# iPhoto, iPad et les vidéos



## guzman (3 Octobre 2013)

Bonjour,
Voici mon problème, je n'arrive pas à transférer des vidéos présentes dans iPhoto vers mon iPad 4 via la synchro iTunes.
Ces vidéos proviennent soit de mon iPhone, soit de l'iPad lui-même, soit encore d'une importation d'une gopro par le biais de l'iPad. J'importe ces videos vers iPhoto via le cable USB, et je les supprime des appareils d'ou elles proviennent, et j'effectue ensuite une synchro iTunes en espérant qu'elles réapparaissent dans mes iBidules. 
Déjà je trouve que c'est assez lourd comme logique mais bon passons...

A l'issue de la synchro iTunes, les fameuses vidéos apparaissent dans mon iPhone (un 4S), mais refusent d'aller sur l'iPad. Elles n'apparaissent même pas dans iTunes sur la page de synchro de l'iPad.

En fouinant un peu, j'ai trouvé une solution qui consiste a transférer ces vidéos depuis iPhoto vers iTunes, et les récupérer dans la section vidéos de l'iPad, mais je ne trouve pas cela très logique.
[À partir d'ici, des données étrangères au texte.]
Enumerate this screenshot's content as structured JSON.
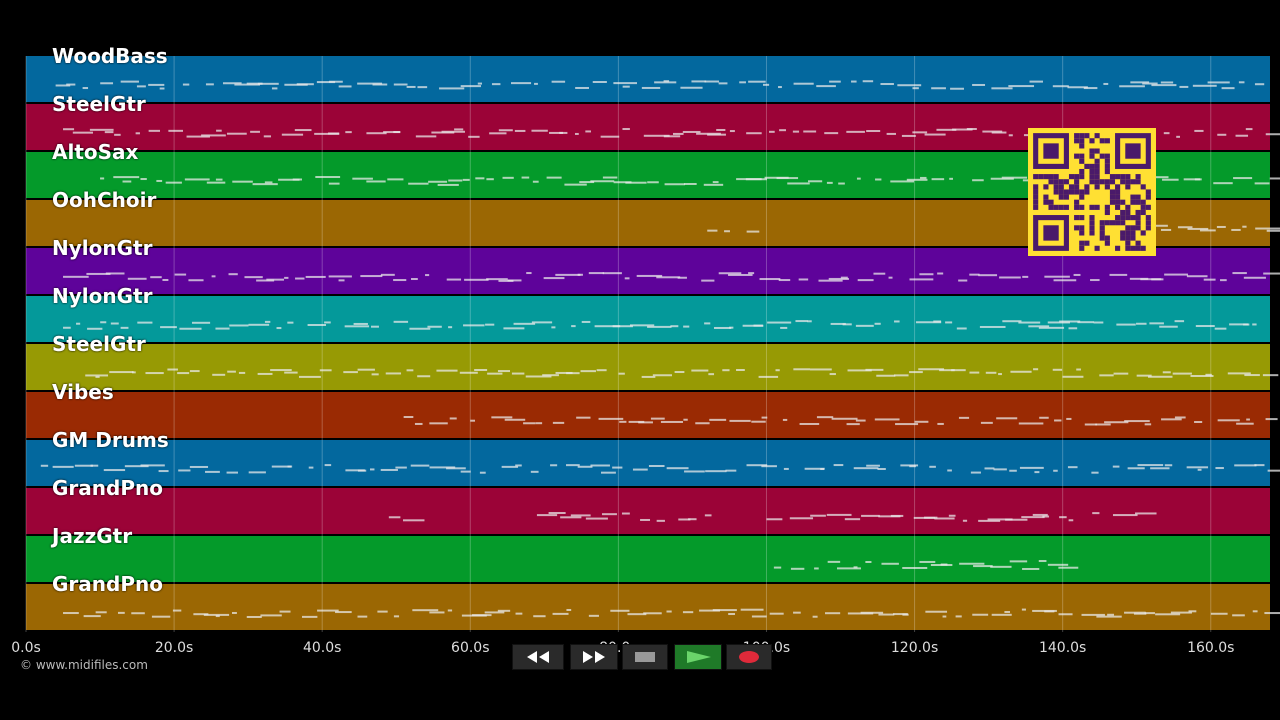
{
  "tracks": [
    {
      "name": "WoodBass",
      "color": "#03689e"
    },
    {
      "name": "SteelGtr",
      "color": "#9b0337"
    },
    {
      "name": "AltoSax",
      "color": "#049a2a"
    },
    {
      "name": "OohChoir",
      "color": "#9b6703"
    },
    {
      "name": "NylonGtr",
      "color": "#5e039a"
    },
    {
      "name": "NylonGtr",
      "color": "#04999a"
    },
    {
      "name": "SteelGtr",
      "color": "#979a04"
    },
    {
      "name": "Vibes",
      "color": "#9a2a03"
    },
    {
      "name": "GM Drums",
      "color": "#03689e"
    },
    {
      "name": "GrandPno",
      "color": "#9b0337"
    },
    {
      "name": "JazzGtr",
      "color": "#049a2a"
    },
    {
      "name": "GrandPno",
      "color": "#9b6703"
    }
  ],
  "time_axis": {
    "ticks": [
      "0.0s",
      "20.0s",
      "40.0s",
      "60.0s",
      "80.0s",
      "100.0s",
      "120.0s",
      "140.0s",
      "160.0s"
    ],
    "tick_values": [
      0,
      20,
      40,
      60,
      80,
      100,
      120,
      140,
      160
    ],
    "max_seconds": 168
  },
  "copyright": "© www.midifiles.com",
  "transport": {
    "rewind_icon": "rewind-icon",
    "forward_icon": "fast-forward-icon",
    "stop_icon": "stop-icon",
    "play_icon": "play-icon",
    "record_icon": "record-icon"
  },
  "qr_code": {
    "color": "#ffe033",
    "dark": "#4a1a6a"
  }
}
Ces vidéos sont des films de vacances, d'enfants, etc... Ca doit apparaitre avec les photos qui se passent au même endroit.
De plus je ne comprends pas pourquoi j'arrive à mettre ces vidéos sur l'iPhone et pas sur l'iPad, surtout quand l'origine de ces vidéos est l'iPad lui-même !!!

Voila, si quelqu'un peut m'aider à résoudre ce problème, je le remercie d'avance.

Guzman


----------